Now apply this to humans. High intelligence is so biologically complicated that scientists do not believe that any single gene or even small set of genes will be soon identified that could be thought to lead to it, at least not by themselves. While high (or low) intelligence is highly hereditary, it’s not entirely so, and as Richard Lynn shows in his book Dysgenics: Genetic Deterioration in Modern Populations, about one-third of children leave the social class of their parents, either rising or falling from it.[1] When your trade policies result in a loss of real income for whites and a gain for races with far lower average IQ scores, you are reducing the number of children likely to have high IQs, and thus you are indirectly lowering the average IQ score of the entire earth! This is true even if the workers of both races have the same IQ rates as individuals since even a low-IQ white is more likely to possess the recessive genes that in the next generation could lead to high intelligence than is a black or brown with the same individual IQ. To see how this must be the case, consider how much more likely higher-IQ blacks are to become involved in criminal activity than whites of the same IQ: while a black with an IQ of 100 is equal to the average white in that respect, he’s likely far closer to the black average in terms of temperament, impulse control, and future orientation. IQ is not the center of a genetic universe which all other genes revolve around and calibrate themselves by, but rather one part of a potential package that is more likely to resemble the average of its race in more ways than not.
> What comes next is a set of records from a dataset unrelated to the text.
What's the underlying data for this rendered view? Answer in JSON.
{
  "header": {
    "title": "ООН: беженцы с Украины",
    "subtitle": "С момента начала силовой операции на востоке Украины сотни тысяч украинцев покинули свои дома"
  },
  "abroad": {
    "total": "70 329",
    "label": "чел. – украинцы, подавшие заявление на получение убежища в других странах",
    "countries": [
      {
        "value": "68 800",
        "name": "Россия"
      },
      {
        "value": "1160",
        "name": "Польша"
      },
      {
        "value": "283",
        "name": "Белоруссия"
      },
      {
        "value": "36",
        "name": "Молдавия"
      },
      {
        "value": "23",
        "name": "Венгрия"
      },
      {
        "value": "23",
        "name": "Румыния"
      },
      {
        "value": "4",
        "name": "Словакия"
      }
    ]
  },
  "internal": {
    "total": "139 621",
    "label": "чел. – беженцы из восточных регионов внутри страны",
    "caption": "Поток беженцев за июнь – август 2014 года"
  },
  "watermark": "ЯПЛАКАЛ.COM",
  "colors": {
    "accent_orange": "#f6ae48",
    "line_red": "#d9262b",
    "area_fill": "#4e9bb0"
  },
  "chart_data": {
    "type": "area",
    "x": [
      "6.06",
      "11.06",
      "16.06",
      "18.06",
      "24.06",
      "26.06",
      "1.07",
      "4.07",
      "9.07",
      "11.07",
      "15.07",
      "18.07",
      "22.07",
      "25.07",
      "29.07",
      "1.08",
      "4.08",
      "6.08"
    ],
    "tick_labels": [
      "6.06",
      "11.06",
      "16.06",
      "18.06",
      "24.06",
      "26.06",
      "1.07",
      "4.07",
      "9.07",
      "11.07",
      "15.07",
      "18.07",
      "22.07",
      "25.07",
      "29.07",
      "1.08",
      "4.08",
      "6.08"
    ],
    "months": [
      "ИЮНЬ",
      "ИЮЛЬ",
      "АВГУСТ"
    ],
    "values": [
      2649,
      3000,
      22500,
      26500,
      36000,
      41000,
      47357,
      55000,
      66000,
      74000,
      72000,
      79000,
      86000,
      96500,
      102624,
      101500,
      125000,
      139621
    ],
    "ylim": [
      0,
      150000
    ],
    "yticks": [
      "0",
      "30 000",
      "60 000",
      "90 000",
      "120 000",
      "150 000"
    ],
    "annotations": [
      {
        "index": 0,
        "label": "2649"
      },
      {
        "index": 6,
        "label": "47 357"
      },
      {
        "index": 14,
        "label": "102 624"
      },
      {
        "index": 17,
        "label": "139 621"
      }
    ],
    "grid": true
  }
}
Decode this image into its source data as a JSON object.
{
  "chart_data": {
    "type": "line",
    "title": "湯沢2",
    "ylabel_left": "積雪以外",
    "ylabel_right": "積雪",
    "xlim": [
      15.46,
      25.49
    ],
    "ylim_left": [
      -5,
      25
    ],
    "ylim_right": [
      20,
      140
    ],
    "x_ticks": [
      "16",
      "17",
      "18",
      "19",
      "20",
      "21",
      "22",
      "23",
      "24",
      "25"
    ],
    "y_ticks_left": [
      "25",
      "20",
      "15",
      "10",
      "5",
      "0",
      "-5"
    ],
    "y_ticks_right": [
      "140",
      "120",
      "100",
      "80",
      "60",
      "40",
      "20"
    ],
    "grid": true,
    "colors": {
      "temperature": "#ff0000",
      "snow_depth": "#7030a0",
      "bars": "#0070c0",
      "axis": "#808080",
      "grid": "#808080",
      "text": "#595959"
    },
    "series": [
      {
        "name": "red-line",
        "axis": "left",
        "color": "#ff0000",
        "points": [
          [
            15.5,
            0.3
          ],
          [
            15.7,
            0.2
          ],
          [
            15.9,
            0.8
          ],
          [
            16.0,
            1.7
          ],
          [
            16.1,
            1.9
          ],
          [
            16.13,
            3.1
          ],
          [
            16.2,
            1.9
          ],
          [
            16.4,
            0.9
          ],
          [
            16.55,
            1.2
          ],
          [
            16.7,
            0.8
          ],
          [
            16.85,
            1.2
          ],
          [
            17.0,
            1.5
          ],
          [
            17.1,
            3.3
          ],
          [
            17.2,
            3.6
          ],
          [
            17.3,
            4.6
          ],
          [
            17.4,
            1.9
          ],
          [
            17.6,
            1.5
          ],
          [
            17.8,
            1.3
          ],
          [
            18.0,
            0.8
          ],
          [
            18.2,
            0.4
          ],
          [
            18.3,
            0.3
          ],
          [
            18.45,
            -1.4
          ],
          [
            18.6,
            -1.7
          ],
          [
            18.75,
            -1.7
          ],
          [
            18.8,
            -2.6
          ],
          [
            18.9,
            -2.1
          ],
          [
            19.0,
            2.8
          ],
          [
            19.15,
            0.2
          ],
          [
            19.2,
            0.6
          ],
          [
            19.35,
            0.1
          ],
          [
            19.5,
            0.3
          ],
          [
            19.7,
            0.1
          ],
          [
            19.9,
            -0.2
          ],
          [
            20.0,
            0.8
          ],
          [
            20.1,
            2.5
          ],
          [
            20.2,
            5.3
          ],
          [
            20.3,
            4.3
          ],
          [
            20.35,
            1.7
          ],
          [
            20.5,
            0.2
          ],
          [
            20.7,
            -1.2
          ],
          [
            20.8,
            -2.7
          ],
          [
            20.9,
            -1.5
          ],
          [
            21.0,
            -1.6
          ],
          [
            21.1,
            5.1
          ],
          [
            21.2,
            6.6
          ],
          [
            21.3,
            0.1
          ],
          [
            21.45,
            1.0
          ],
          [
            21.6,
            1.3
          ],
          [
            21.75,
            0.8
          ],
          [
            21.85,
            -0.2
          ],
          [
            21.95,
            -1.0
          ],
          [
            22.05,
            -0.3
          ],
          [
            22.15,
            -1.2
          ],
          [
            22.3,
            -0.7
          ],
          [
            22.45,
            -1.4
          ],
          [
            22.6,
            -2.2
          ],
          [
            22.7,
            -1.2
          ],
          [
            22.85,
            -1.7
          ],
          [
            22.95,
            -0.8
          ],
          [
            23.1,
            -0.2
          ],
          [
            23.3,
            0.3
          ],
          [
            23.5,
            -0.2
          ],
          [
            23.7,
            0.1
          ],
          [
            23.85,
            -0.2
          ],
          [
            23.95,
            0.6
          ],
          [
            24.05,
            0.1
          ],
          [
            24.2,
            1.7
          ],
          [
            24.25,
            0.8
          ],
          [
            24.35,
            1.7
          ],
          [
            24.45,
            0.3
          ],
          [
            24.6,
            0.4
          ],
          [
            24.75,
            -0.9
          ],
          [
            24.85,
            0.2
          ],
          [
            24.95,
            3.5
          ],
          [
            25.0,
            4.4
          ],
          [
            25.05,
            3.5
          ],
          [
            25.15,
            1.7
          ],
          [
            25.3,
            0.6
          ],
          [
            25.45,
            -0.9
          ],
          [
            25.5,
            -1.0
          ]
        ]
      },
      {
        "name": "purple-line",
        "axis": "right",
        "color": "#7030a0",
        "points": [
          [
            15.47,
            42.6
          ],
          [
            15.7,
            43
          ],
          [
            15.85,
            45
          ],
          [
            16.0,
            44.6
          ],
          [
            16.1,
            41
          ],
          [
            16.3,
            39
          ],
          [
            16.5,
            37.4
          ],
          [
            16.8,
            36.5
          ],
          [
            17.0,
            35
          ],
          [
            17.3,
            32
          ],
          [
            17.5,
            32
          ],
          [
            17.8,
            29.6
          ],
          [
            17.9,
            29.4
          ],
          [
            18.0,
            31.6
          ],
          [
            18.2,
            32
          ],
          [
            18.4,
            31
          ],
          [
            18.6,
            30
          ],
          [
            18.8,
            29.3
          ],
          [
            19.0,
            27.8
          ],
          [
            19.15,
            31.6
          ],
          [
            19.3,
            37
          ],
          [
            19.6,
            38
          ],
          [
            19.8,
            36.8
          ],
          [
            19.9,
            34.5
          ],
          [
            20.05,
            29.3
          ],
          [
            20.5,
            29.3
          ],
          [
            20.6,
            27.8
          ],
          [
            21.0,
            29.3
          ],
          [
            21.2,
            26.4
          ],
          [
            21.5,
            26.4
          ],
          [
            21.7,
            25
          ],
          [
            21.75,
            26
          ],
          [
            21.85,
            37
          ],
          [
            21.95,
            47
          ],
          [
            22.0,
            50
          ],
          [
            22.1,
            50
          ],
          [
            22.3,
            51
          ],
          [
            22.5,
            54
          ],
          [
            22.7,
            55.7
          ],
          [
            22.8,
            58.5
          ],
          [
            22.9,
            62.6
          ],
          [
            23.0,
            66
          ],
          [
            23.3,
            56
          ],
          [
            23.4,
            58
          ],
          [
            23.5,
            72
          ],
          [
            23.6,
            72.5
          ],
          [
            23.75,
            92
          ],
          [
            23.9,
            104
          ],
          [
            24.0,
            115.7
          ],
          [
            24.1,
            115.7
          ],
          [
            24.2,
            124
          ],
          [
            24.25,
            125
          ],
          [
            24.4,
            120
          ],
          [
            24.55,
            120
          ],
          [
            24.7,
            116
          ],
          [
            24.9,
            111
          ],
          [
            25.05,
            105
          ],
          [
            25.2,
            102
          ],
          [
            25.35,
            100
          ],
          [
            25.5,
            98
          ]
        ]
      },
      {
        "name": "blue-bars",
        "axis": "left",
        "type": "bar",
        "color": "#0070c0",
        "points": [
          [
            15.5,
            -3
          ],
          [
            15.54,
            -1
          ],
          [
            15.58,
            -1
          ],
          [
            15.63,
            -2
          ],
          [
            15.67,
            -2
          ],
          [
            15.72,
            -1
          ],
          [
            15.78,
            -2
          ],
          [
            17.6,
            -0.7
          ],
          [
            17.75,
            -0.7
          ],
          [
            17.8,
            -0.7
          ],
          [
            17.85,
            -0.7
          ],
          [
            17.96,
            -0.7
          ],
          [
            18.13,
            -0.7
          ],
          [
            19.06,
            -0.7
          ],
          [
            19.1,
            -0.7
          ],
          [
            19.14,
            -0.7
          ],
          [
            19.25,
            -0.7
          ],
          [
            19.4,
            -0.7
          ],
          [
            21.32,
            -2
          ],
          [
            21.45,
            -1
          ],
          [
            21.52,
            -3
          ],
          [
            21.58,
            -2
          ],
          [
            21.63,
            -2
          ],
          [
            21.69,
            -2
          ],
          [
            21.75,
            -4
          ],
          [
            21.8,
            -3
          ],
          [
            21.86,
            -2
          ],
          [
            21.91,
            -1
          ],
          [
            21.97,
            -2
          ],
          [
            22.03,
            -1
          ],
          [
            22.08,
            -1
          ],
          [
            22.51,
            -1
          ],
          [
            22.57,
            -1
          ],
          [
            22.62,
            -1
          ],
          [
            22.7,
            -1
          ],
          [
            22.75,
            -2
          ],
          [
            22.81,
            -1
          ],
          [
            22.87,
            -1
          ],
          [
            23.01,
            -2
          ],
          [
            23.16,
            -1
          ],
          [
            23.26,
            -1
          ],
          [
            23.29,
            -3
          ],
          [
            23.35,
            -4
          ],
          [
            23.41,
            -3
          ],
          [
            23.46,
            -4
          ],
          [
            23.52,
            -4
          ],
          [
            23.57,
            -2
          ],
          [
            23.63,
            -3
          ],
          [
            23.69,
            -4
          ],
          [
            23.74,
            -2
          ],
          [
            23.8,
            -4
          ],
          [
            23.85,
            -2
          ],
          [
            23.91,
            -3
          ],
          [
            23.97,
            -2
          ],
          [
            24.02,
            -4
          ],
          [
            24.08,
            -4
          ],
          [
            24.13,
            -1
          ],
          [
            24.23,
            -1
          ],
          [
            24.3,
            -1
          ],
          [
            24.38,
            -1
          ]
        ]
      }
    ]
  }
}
And since world living standards per capita are largely the product of the total amount of capital in the world, and since the amount of capital worldwide is highly dependent on the number of STEM workers relative to the world population, the higher the percentage of the world total that whites and East Asians make up, the higher world living standards will be, even for the non-white, non-East Asian nations. Hence economic nationalist policies by the white and yellow nations are at once self-protective and altruistic—the best of both worlds, for the entire world.
In Part 3, we’ll go into how to put such an economic nationalism system in place in some detail.
Notes
[1] Lynn, Richard. Dysgenics: Genetic Deterioration in Modern Populations. Second Revised ed., Ulster Institute for Social Research, 1930, 190, 193.